Subsequently, I calculated the mean Mahalanobis distance for both distributions and the 95% CI and did a t-test and Kolmogorov-Smirnoff test to asses if the difference between the distributions was significant. This seemed very intuitive to me, however, when testing with mahal(), I get different values, although the reference matrix is the same. I don't get what the difference between both ways of calculating mahalanobis distance is exactly.
Comment that is too long #3lectrologos:
You mean this: d(I) = (Y(I,:)-mu)inv(SIGMA)(Y(I,:)-mu)'? This is just the formula for calculating mahalanobis, so should be the same for pdist2() and mahal() functions. I think mu is a scalar and SIGMA is a matrix based on the reference distribution as a whole in both pdist2() and mahal(). Only in mahal you are comparing each point of your sample set to the points of the reference distribution, while in pdist2 you are making pairwise comparisons based on a reference distribution. Actually, with my purpose in my mind, I think I should go for mahal() instead of pdist2(). I can interpret a pairwise distance based on a reference distribution, but I don't think it's what I need here.
% test pdist2 vs. mahal in matlab
% the purpose of this script is to see whether the average over the rows of E equals the values in d...
% data
X = []; % 50*3 matrix, data omitted
Y = []; % 60*3 matrix, data omitted
% calculations
S = nancov(X);
% mahal()
d = mahal(Y,X); % gives an 60*1 matrix with a value for each Cartesian element in Y (second matrix is always the reference matrix)
% pairwise mahalanobis distance with pdist2()

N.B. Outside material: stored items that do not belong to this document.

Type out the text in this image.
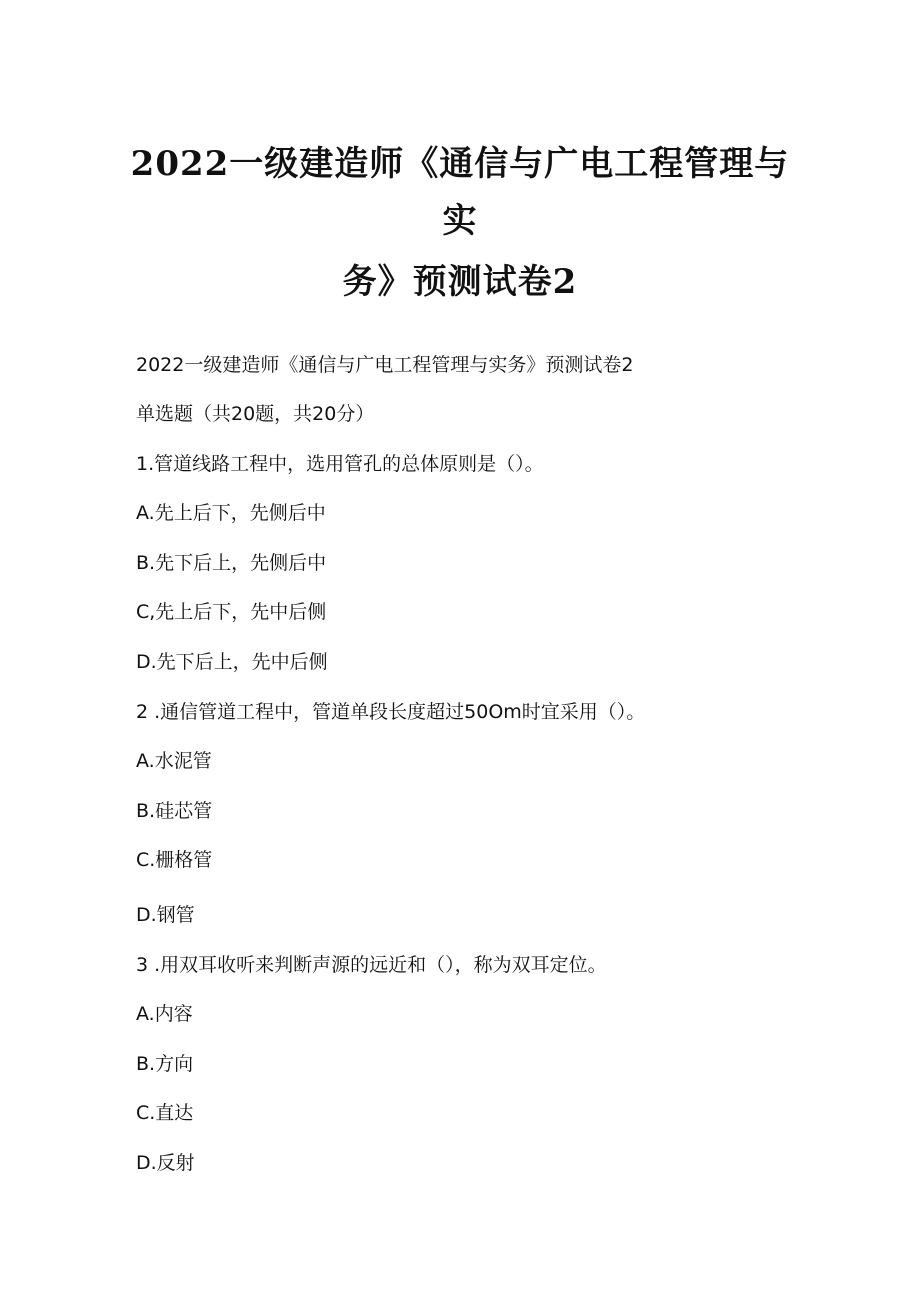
2022一级建造师《通信与广电工程管理与
实
务》预测试卷2
2022一级建造师《通信与广电工程管理与实务》预测试卷2
单选题（共20题，共20分）
1.管道线路工程中，选用管孔的总体原则是（）。
A.先上后下，先侧后中
B.先下后上，先侧后中
C,先上后下，先中后侧
D.先下后上，先中后侧
2 .通信管道工程中，管道单段长度超过50Om时宜采用（）。
A.水泥管
B.硅芯管
C.栅格管
D.钢管
3 .用双耳收听来判断声源的远近和（），称为双耳定位。
A.内容
B.方向
C.直达
D.反射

E = pdist2(X,Y,'mahalanobis',S); % outputs an 50*60 matrix with each ij-th element the pairwise distance between element X(i,:) and Y(j,:) based on the covariance matrix of X: nancov(X)
%{
so this is harder to interpret than mahal(), as elements of Y are not just compared to the "mahalanobis-centroid" based on X,
% but to each individual element of X
% so the purpose of this script is to see whether the average over the rows of E equals the values in d...
%}
F = mean(E); % now I averaged over the rows, which means, over all values of X, the reference matrix
mean(d)
mean(E(:)) % not equal to mean(d)
d-F' % not zero
% plot output
figure(1)
plot(d,'bo'), hold on
plot(mean(E),'ro')
legend('mahal()','avaraged over all x values pdist2()')
ylabel('Mahalanobis distance')
figure(2)
plot(d,'bo'), hold on
plot(E','ro')
plot(d,'bo','MarkerFaceColor','b')
xlabel('values in matrix Y (Yi) ... or ... pairwise comparison Yi. (Yi vs. all Xi values)')
ylabel('Mahalanobis distance')
legend('mahal()','pdist2()')
One immediate difference between the two is that mahal subtracts the sample mean of X from each point in Y before computing distances.
Try something like E = pdist2(X,Y-mean(X),'mahalanobis',S); to see if that gives you the same results as mahal.
Note that
mahal(X,Y)
is equivalent to
pdist2(X,mean(Y),'mahalanobis',cov(Y)).^2
Well, I guess there are two different ways to calculate mahalanobis distance between two clusters of data like you explain above:
1) you compare each data point from your sample set to mu and sigma matrices calculated from your reference distribution (although labeling one cluster sample set and the other reference distribution may be arbitrary), thereby calculating the distance from each point to this so called mahalanobis-centroid of the reference distribution.
2) you compare each datapoint from matrix Y to each datapoint of matrix X, with, X the reference distribution (mu and sigma are calculated from X only)
The values of the distances will be different, but I guess the ordinal order of dissimilarity between clusters is preserved when using either method 1 or 2? I actually wonder when comparing 10 different clusters to a reference matrix X, or to each other, if the order of the dissimilarities would differ using method 1 or method 2? Also, I can't imagine a situation where one method would be wrong and the other method not. Although method 1 seems more intuitive in some situations, like mine.